Learning cortical topography from spatiotemporal stimuli

  • J. Wiemer
  • F. Spengler
  • F. Joublin
  • P. Stagge
  • S. Wacquant
Article

Abstract.

Stimulus representation is a functional interpretation of early sensory cortices. Early sensory cortices are subject to stimulus-induced modifications. Common models for stimulus-induced learning within topographic representations are based on the stimuli's spatial structure and probability distribution. Furthermore, we argue that average temporal stimulus distances reflect the stimuli's relatedness. As topographic representations reflect the stimuli's relatedness, the temporal structure of incoming stimuli is important for the learning in cortical maps. Motivated by recent neurobiological findings, we present an approach of cortical self-organization that additionally takes temporal stimulus aspects into account. The proposed model transforms average interstimulus intervals into representational distances. Thereby, neural topography is related to stimulus dynamics. This offers a new time-based interpretation of cortical maps. Our approach is based on a wave-like spread of cortical activity. Interactions between dynamics and feedforward activations lead to shifts of neural activity. The psychophysical saltation phenomenon may represent an analogue to the shifts proposed here. With regard to cortical plasticity, we offer an explanation for neurobiological findings that other models cannot explain.
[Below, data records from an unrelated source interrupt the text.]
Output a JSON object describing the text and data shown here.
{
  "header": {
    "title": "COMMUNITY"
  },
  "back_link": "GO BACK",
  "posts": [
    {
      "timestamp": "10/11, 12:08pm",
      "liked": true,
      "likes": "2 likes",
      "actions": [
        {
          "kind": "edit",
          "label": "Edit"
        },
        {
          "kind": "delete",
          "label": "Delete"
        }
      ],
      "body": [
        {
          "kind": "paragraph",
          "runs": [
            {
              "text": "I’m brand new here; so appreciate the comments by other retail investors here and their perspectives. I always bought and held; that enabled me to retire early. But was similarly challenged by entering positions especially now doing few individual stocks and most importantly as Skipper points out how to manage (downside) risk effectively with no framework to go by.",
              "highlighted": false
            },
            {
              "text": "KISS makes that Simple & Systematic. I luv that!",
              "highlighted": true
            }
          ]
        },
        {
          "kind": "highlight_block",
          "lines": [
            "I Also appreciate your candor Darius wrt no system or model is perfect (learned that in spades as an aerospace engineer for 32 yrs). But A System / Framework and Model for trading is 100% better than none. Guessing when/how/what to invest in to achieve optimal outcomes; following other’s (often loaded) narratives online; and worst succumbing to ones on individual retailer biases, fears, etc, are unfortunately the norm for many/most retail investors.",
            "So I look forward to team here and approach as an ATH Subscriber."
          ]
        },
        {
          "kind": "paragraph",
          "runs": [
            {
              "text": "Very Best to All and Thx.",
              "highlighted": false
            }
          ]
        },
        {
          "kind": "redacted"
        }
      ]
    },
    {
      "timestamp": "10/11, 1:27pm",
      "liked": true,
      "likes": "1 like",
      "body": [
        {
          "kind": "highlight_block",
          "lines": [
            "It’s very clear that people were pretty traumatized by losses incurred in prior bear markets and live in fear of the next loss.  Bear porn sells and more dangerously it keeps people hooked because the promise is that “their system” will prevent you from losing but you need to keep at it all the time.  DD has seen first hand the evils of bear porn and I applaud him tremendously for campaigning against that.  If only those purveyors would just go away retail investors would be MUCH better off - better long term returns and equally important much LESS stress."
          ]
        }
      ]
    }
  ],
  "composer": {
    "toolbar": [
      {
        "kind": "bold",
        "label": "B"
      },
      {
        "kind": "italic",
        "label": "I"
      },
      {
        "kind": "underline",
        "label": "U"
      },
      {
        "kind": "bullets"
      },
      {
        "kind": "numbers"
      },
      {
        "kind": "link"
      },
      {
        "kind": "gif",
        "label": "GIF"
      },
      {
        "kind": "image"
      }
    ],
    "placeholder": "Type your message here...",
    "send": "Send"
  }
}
Moreover, we predict cortical reorganizations under new experimental, spatiotemporal conditions. With regard to psychophysics, we relate the saltation phenomenon to dynamics and interaction in early sensory cortices and predict further effects in the perception of spatiotemporal stimuli.

Keywords

Interstimulus Interval Cortical Plasticity Functional Interpretation Stimulus Dynamic Stimulus Representation 
These keywords were added by machine and not by the authors. This process is experimental and the keywords may be updated as the learning algorithm improves.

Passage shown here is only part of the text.